Hatta Mardin Büyükşehir Belediyesi kayyımı, kadına yönelik şiddetle mücadele birimine bir erkek atayarak tarihe geçecek bir uygulamaya da imza atmış.
Kadın birim, merkez, daire başkanlıkları ve sığınaklar Aile ve Sosyal Politikalar Bakanlığı'na bağlı il müdürlüklerine bağlayarak ŞÖNİM'lere (Şiddet Önleme ve İzleme Merkezi) teslim ediliyor. Ya da Cumhurbaşkanı Erdoğan'ın kızı Sümeyye Erdoğan'ın kurucusu olduğu AKP'nin "makul kadın" modelini inşa etmeye çalışan KADEM'lere tahsis ediliyor.
Dolayısıyla, Kürt coğrafyasındaki belediyelerin yerelde inşa ettiği, o 'yer'e ait kadın, kültür, sanat, genç politikaları kayyımlar eliyle ağır baskı ve tahrip altında.
Öte yandan, devletin yıllardır sürdürdüğü 'tekleştirme' politikalarından CHP de nasibini almış görünüyor.
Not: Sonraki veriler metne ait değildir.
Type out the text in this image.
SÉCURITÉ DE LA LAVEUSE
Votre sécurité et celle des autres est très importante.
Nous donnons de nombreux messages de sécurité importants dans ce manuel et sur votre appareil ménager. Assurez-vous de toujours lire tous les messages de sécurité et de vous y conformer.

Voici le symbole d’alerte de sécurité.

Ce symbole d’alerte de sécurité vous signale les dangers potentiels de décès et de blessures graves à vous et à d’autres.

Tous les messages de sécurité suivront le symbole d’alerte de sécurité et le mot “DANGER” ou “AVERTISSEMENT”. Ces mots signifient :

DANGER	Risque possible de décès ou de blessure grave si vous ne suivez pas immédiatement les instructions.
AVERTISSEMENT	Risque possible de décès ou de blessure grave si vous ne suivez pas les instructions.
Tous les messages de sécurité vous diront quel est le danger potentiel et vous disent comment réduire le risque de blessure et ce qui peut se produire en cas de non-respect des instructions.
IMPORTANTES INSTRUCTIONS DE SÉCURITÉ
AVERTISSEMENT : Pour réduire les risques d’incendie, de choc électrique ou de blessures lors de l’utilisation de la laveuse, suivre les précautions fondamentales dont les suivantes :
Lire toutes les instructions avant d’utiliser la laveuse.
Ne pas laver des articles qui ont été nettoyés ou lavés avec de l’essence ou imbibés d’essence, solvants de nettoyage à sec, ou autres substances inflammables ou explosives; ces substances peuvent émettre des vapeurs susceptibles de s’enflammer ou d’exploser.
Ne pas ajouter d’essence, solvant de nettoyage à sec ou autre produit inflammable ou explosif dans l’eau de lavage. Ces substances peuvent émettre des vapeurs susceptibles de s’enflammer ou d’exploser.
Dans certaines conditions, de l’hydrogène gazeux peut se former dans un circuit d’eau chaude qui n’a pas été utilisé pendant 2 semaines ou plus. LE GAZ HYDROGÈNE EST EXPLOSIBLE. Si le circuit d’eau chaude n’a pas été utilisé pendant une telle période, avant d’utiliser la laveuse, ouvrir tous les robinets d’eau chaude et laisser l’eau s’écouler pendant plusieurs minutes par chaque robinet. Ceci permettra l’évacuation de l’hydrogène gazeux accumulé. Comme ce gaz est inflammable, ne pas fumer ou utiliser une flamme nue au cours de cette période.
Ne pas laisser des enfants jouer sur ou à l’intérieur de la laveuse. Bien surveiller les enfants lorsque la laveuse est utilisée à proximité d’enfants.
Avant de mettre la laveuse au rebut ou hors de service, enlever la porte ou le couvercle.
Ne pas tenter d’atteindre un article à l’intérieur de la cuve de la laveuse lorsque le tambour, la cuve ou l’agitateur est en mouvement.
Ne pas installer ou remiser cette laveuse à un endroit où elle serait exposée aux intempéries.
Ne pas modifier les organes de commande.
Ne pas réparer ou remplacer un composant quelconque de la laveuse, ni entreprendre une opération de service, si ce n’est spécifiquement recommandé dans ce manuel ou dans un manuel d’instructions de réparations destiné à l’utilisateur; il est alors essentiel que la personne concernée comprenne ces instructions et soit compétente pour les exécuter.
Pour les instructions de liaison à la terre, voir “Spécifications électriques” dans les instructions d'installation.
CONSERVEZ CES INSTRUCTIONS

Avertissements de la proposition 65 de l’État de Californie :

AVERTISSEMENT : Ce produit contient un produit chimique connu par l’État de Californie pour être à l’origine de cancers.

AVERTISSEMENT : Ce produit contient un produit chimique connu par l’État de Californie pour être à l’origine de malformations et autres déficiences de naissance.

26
CHP'liler, CHP'li Ataşehir Belediye Başkanı Battal İlgezdi'nin geçici görevden alınmasına isyan ediyor, demokrasi bitti diyor. Yeri gelmişken üzülerek, şu tespitleri tekrar etmek gerekiyor.
Demokrasi, HDP'li belediye başkanlarına el çektirilirken, CHP'liler havalara bakıp ıslık çalarken bitmişti. Demokrasi, HDP'li belediye başkanları görevde alındığında, CHP'liler Yenikapı mitingine herkeslerden önce koşarken bitmişti.
Hatta demokrasi, CHP lideri Kemal Kılıçdaroğlu, "Anayasa'ya aykırı ama dokunulmazlıkların kaldırılmasına evet diyeceğiz" dediği günlerde bitmişti. Evet'e kalkan eller, önce HDP'li eş başkanlarıyla milletvekillerini sonrasında CHP'li vekili hapse gönderdi.
AKP, kendisine çevrilmiş olan yolsuzluk silahını artık CHP'ye yöneltmiş durumda. AKP'den Man Adası belgelerine karşı net bir misilleme. Bir çok CHP'li belediyenin de aynı kaderi paylaşacağını söylemek mümkün, görevden alınacak CHP'li belediyelerin isim listeleri ortada dolaşıyor.
Onlarca HDP'li belediye başkanı görevden alınıp yerlerine kayyım atanırken susmanın, umursamazlığın, sıranın kendisine gelmeyeceğinden sonsuz emin olmanın getirisi CHP'li belediye başkanlarının görevden alınması olarak döndü. Oysa kayyım atanmasına karşı çıkmak için HDP'li olmaya gerek yoktu, sıra size gelince kesildiğiniz demokratlığınızı bir nebze göstermeniz yeterliydi.